The couple broke up in 1991. “Emotionally, it was the hardest thing,” said Parker. “But I tell you truthfully, his situation broke my heart a lot less than that of thousands of Americans with drug problems who have nobody. Downey had people who loved him. Others are victims of circumstances truly beyond their control.”
That year, Parker’s career reached a major turning point with the charmingly offbeat romantic comedy L.A. Story. For the first time, she played an object of desire, and that brought roles in films such as Honeymoon in Vegas and made her a star.
The biggest change of all occurred in 1992. “I met Matthew when he was directing my brother Toby in a one-act play,” she explained. “He called me for a date. We went out, and that was it!” They lived together for five years before marrying in 1997.
Today, Parker is active in children’s charities, raising funds for New York City’s public schools and working as an ambassador for UNICEF. I asked if that work was the result of having her own child.
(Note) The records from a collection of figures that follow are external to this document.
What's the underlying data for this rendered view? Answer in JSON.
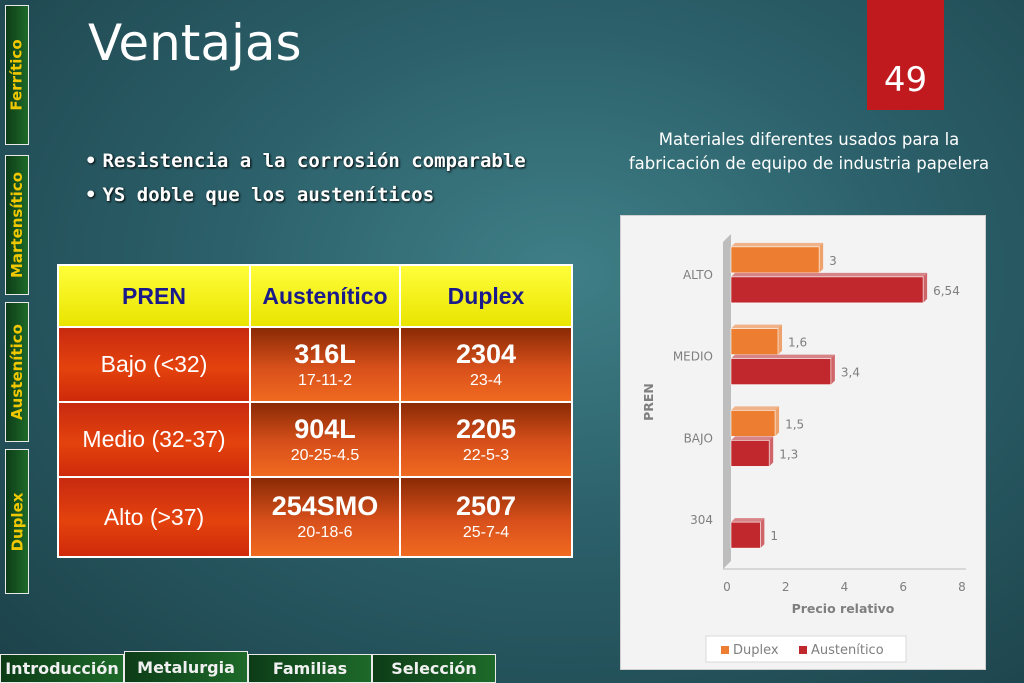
{
  "side_tabs": [
    "Ferrítico",
    "Martensítico",
    "Austenítico",
    "Duplex"
  ],
  "title": "Ventajas",
  "page_number": "49",
  "bullets": [
    "Resistencia a la corrosión comparable",
    "YS doble que los austeníticos"
  ],
  "bullet_char": "•",
  "table": {
    "headers": [
      "PREN",
      "Austenítico",
      "Duplex"
    ],
    "rows": [
      {
        "label": "Bajo (<32)",
        "aus_grade": "316L",
        "aus_comp": "17-11-2",
        "dup_grade": "2304",
        "dup_comp": "23-4"
      },
      {
        "label": "Medio (32-37)",
        "aus_grade": "904L",
        "aus_comp": "20-25-4.5",
        "dup_grade": "2205",
        "dup_comp": "22-5-3"
      },
      {
        "label": "Alto (>37)",
        "aus_grade": "254SMO",
        "aus_comp": "20-18-6",
        "dup_grade": "2507",
        "dup_comp": "25-7-4"
      }
    ]
  },
  "chart_caption": "Materiales diferentes usados para la fabricación de equipo de industria papelera",
  "chart_data": {
    "type": "bar",
    "orientation": "horizontal",
    "categories": [
      "ALTO",
      "MEDIO",
      "BAJO",
      "304"
    ],
    "series": [
      {
        "name": "Duplex",
        "values": [
          3,
          1.6,
          1.5,
          null
        ],
        "labels": [
          "3",
          "1,6",
          "1,5",
          ""
        ],
        "color": "#ed7d31"
      },
      {
        "name": "Austenítico",
        "values": [
          6.54,
          3.4,
          1.3,
          1
        ],
        "labels": [
          "6,54",
          "3,4",
          "1,3",
          "1"
        ],
        "color": "#c0282e"
      }
    ],
    "xlabel": "Precio relativo",
    "ylabel": "PREN",
    "xlim": [
      0,
      8
    ],
    "xticks": [
      "0",
      "2",
      "4",
      "6",
      "8"
    ],
    "legend": "bottom",
    "grid": false
  },
  "nav": [
    "Introducción",
    "Metalurgia",
    "Familias",
    "Selección"
  ],
  "colors": {
    "accent_red": "#c0191e",
    "tab_green": "#1e6a2a",
    "tab_text": "#f0c800"
  }
}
“No, it’s because of my own experiences as a child,” she answered. “I learned that your childhood doesn’t have to dictate the rest of your life if you’re given skills, opportunity and self-reliance.”
I asked what kind of future she wished for her son. “I’d like him to be an educated person and make contributions that are important,” she said. “But honestly? I’d rather have him happy than smart or successful. I just want happiness for him. That’s what all children need.”